Our project was about Image Captioning. The task was to create a Machine Learning algorithm which will give a one sentence description for a given image as the input. We found Computer Vision to be a very interesting topic, overall. Also, the idea of having an algorithm which understands what is going on in the image sounded pretty amazing.

First of all, we did not invent an algorithm for solving this problem. During our research, we found couple of papers that gave a solution for it. We analyzed those papers and found Deep Learning to be an answer for it. Using a deep neural network, we got set of features of an image by using some of the last FC layers. These neural networks are usually pretrained on image classification problem.

The second part of the problem required using recurrent neural networks. The network receives image features on the input and process it with a goal of predicting next word.
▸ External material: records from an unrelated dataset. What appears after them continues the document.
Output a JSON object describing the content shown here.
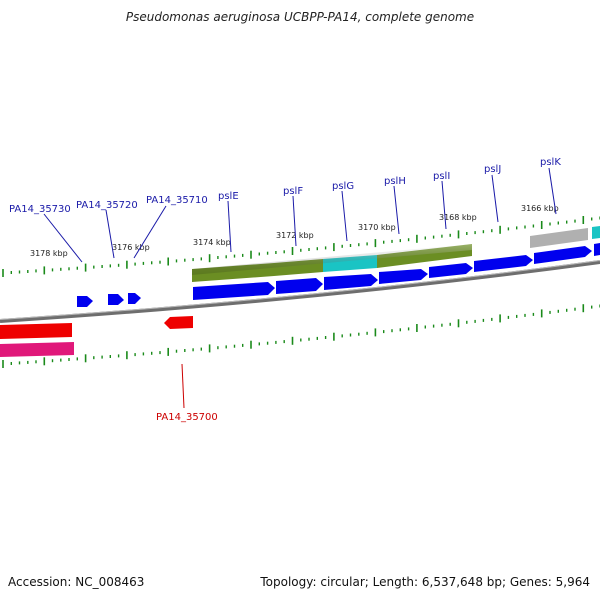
{
  "title": "Pseudomonas aeruginosa UCBPP-PA14, complete genome",
  "footer": {
    "accession": "Accession: NC_008463",
    "summary": "Topology: circular; Length: 6,537,648 bp; Genes: 5,964"
  },
  "colors": {
    "backbone": "#777777",
    "ticks": "#1a8a1a",
    "label_forward": "#1a1aa8",
    "label_reverse": "#cc0000",
    "cds_forward": "#0000ee",
    "cds_reverse": "#ee0000",
    "gene_olive": "#6b8e23",
    "gene_cyan": "#1ac4c4",
    "gene_grey": "#b0b0b0",
    "gene_pink": "#e0187a"
  },
  "scale_labels": [
    "3178 kbp",
    "3176 kbp",
    "3174 kbp",
    "3172 kbp",
    "3170 kbp",
    "3168 kbp",
    "3166 kbp"
  ],
  "gene_labels": [
    {
      "id": "pa14-35730",
      "text": "PA14_35730",
      "strand": "forward"
    },
    {
      "id": "pa14-35720",
      "text": "PA14_35720",
      "strand": "forward"
    },
    {
      "id": "pa14-35710",
      "text": "PA14_35710",
      "strand": "forward"
    },
    {
      "id": "psle",
      "text": "pslE",
      "strand": "forward"
    },
    {
      "id": "pslf",
      "text": "pslF",
      "strand": "forward"
    },
    {
      "id": "pslg",
      "text": "pslG",
      "strand": "forward"
    },
    {
      "id": "pslh",
      "text": "pslH",
      "strand": "forward"
    },
    {
      "id": "psli",
      "text": "pslI",
      "strand": "forward"
    },
    {
      "id": "pslj",
      "text": "pslJ",
      "strand": "forward"
    },
    {
      "id": "pslk",
      "text": "pslK",
      "strand": "forward"
    },
    {
      "id": "pa14-35700",
      "text": "PA14_35700",
      "strand": "reverse"
    }
  ]
}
That is done in classic fashion of sequence to sequence, but in our case, we encoded the first sequence (image) into a feature vector. In addition to this architecture we added a layer which “explains” which part of the image affects every word in description. That layer is called attention layer. In the end, our algorithm understood what is going on in the image. Of course, it made (pretty funny) mistakes but in more than half cases it gave meaningful result.

In the image above, you can see the result of the algorithm when given an image we took as the input.

We struggled at couple of points during our work. We needed to do a lot of data preprocessing which turned out to be harder than it sounds. Tensorflow framework is great for machine learning projects but we did not have much hands-on experience with it, so we’ve hit some bugs/problems which took us quite a time to resolve.

We learned a lot during the project phase. First of all, we have improved our hands on experience and our Tensorflow skillset. And the most important is that we have developed our understanding of deep neural networks and recurrent neural networks.